Revocation can be implemented by expiring capabilities, publishing revocation events, or rotating space secrets. Regardless of the specifics, membership is always tied to the requesting peer’s ID, leveraging libp2p’s secure identity layer.^security

Current implementation snapshot

  • Transport: libp2p request/response protocol /soma/join/1 (see soma-peer).
  • Daemon: the in-process DaemonHandle (owned by the Tauri host's desktop-daemon crate) exposes joinSpace, then sends a JoinRequest over libp2p and surfaces decisions through the daemon event stream (relayed to the renderer as Tauri events).
  • Join decisions: somad bot ships a real join decider that approves requests (optionally attaching an issuer capability if the bot has been delegated) and persists decisions/memberships to the shared SQLx storage.
  • Bot operating modes:
    • bot mode (default): HTTP is read-only (/info, /healthz, /metrics); join decisions still flow over libp2p via the decider.
    • admin mode: exposes admin-token-gated join control endpoints over HTTP for admin tooling; controllers still delegate to the decider/storage and never "force-join".
  • Auto-approval rules: the bot auto-approves only when it holds a valid issuer capability for the target space; otherwise join requests are recorded for manual approval.

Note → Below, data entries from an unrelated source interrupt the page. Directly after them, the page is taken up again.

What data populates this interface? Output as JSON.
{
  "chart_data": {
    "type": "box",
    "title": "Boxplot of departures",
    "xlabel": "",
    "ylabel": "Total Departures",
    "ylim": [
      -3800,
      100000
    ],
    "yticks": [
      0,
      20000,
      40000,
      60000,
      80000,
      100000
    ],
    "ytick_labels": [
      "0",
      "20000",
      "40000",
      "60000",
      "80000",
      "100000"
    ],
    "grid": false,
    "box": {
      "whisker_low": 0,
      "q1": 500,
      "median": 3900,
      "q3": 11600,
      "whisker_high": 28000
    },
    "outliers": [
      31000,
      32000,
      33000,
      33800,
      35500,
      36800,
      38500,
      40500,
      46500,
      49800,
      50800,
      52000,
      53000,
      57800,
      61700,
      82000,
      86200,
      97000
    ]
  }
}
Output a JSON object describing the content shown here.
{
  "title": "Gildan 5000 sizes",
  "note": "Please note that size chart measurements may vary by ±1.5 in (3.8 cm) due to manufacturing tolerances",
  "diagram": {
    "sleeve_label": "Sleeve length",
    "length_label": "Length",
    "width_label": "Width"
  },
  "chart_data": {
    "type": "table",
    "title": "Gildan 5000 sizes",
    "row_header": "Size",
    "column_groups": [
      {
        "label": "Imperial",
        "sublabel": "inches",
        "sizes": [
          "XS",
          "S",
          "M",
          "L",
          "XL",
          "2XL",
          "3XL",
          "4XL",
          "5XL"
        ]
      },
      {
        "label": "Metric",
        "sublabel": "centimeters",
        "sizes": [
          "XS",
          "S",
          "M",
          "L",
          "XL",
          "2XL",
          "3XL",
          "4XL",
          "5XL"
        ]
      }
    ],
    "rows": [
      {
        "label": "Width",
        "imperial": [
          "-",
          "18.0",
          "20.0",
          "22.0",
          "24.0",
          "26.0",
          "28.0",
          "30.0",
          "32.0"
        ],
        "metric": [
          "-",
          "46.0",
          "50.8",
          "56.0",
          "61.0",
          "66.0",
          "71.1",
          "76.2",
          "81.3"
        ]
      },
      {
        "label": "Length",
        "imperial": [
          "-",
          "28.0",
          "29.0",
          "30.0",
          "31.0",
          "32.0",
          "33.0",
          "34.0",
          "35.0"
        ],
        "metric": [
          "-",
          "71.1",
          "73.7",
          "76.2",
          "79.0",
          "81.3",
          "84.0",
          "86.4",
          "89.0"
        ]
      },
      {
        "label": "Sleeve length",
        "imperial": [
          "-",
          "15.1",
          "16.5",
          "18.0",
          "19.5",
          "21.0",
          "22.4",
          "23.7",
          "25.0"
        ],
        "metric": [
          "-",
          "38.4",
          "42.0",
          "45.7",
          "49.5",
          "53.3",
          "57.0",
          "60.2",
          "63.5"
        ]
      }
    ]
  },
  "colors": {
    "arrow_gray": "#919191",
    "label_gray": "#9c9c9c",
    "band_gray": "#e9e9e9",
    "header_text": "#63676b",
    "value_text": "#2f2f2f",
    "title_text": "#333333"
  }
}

Manual approval surfaces exist in both the desktop daemon (via the in-process handle's decideJoin, surfaced to the renderer through @soma/sdk) and the bot's admin HTTP.
  • Owner delegation: the daemon exposes issueIssuerCapability on its in-process handle; the current daemon must own the space, and the signed delegation is persisted for audit/reuse.
  • Discovery: the daemon exposes discoverSpaces, but it currently returns only locally known/member spaces. Rendezvous-backed space discovery is still future work.
  • Ownership proof: new daemon-created spaces carry an owner-signed genesis artifact in storage.
  • Peer event pipeline: join decisions and failures are surfaced as PeerEvent and dispatched via the shared event dispatcher (see docs/src/development/peer-events.md).

Current limitation: pending approval is transitional

  • The transport and storage model already support asynchronous join approval.
  • The proto does not yet expose a first-class pending decision state.
  • Today, manual-approval placeholders are still encoded with reject-shaped values and a pending manual approval reason.
  • Desktop UX should therefore describe join as "request access and wait for approval" rather than implying instant membership.

See docs/src/contracts/join-semantics.md for the current workaround and the planned protocol cleanup.